Created attachment 1507831 [details] Log with debug patch applied Hrm, so, after not seeing *any* change, I figured I would grab the source RPM. It seems like the patch was simply not applied :-/ A local rebuild in mock later, and it works correctly: Wed Nov 21 22:27:56 2018 How many timeouts already the queue has? 5 And, there it stops. Attached the full log.
I don't know what to say than 'I'm sorry'... I tried to use different way to create the patches than I was used to, and made such mistake... at least skipping the printer works... I'll show the patch to upstream and see on what we can agree.
Upstream merged the patch, I'll backport it to F29.
Nice. Thanks a lot for solving this!
Bodhi is extremely cooperative today, so I'll change the bug manually... https://bodhi.fedoraproject.org/updates/FEDORA-2018-317a8771d0 requested to testing.
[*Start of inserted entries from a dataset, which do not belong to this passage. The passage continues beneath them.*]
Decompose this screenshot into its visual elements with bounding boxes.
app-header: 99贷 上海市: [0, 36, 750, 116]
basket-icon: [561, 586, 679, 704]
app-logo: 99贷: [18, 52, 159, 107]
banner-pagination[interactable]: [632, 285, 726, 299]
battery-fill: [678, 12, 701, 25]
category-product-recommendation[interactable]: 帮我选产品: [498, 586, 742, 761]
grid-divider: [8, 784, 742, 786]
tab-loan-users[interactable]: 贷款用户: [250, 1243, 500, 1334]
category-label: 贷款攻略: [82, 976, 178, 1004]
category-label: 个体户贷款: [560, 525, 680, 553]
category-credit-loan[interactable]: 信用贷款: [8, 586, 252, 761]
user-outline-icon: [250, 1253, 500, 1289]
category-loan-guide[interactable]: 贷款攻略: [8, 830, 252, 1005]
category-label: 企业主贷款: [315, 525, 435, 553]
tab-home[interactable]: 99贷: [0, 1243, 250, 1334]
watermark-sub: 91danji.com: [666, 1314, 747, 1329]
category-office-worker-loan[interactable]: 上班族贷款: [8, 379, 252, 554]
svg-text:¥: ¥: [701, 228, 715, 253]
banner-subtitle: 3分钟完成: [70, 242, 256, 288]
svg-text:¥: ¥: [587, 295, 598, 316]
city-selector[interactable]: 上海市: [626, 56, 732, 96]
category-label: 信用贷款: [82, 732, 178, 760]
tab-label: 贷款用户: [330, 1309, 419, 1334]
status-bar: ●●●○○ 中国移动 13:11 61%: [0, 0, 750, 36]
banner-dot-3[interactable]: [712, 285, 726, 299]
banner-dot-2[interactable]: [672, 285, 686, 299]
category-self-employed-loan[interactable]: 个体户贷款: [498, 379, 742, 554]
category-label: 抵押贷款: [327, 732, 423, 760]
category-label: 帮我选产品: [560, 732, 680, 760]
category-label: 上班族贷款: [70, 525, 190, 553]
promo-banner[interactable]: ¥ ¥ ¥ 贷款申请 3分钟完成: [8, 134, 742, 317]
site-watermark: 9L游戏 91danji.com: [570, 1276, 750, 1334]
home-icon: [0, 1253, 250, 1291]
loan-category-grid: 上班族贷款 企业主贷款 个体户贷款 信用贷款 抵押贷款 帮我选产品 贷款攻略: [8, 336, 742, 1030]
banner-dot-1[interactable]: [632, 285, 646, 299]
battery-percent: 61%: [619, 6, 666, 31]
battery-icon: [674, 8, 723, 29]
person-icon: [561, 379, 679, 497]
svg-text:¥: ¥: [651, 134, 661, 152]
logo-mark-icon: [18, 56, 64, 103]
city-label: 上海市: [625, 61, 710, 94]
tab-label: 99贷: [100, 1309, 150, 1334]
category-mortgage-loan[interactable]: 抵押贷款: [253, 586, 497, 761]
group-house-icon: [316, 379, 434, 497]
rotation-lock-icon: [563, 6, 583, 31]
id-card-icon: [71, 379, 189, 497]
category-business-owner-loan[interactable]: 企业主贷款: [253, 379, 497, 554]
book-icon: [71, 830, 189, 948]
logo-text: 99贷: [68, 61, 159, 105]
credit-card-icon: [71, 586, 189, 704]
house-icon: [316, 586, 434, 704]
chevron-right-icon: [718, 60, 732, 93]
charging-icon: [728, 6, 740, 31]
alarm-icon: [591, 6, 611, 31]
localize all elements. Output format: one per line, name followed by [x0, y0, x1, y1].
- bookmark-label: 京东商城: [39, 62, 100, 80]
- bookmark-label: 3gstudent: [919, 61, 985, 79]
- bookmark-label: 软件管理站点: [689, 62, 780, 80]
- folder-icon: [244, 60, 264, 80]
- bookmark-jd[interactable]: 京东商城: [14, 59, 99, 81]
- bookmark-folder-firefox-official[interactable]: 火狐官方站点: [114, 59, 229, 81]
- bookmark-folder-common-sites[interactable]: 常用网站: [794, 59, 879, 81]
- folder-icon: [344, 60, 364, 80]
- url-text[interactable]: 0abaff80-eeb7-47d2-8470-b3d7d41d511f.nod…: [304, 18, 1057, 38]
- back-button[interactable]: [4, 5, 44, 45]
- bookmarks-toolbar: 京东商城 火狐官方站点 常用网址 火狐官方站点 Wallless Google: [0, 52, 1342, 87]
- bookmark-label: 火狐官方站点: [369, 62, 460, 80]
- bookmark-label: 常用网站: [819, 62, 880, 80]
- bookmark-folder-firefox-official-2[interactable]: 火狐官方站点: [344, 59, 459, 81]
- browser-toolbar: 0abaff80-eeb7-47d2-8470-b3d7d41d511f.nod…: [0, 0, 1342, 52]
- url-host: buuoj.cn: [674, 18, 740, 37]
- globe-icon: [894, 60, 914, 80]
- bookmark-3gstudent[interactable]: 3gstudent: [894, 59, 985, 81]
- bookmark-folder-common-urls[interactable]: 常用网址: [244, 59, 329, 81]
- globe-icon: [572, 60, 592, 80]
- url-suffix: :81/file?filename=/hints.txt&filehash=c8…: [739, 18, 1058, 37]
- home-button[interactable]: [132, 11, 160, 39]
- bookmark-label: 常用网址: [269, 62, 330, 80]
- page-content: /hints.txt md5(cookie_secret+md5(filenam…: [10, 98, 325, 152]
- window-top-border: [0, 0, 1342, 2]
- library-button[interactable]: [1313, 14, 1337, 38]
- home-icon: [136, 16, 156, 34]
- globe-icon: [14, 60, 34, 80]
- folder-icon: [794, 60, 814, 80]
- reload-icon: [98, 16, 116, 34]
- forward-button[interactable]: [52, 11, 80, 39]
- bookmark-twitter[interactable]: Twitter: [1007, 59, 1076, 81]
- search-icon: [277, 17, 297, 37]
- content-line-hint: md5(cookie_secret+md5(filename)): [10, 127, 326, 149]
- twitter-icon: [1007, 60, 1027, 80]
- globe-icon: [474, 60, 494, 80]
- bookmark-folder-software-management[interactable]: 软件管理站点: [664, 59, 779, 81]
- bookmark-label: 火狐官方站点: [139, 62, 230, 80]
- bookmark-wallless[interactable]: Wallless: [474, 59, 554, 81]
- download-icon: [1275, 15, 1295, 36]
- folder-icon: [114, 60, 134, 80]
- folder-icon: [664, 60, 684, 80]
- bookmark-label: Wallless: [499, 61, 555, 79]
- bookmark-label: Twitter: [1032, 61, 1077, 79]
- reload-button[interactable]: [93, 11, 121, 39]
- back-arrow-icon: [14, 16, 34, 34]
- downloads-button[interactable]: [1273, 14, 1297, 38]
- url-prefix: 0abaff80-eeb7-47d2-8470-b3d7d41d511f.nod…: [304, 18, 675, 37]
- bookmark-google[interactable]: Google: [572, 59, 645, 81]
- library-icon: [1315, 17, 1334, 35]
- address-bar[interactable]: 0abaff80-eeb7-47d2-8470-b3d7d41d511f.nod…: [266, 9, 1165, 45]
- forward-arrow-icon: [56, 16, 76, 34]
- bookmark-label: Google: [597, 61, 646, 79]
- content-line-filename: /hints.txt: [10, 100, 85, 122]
cups-filters-1.20.3-11.fc29 has been pushed to the Fedora 29 testing repository. If problems still persist, please make note of it in this bug report. See https://fedoraproject.org/wiki/QA:Updates_Testing for instructions on how to install test updates. You can provide feedback for this update here: https://bodhi.fedoraproject.org/updates/FEDORA-2018-317a8771d0
cups-filters-1.20.3-11.fc29 has been pushed to the Fedora 29 stable repository. If problems still persist, please make note of it in this bug report.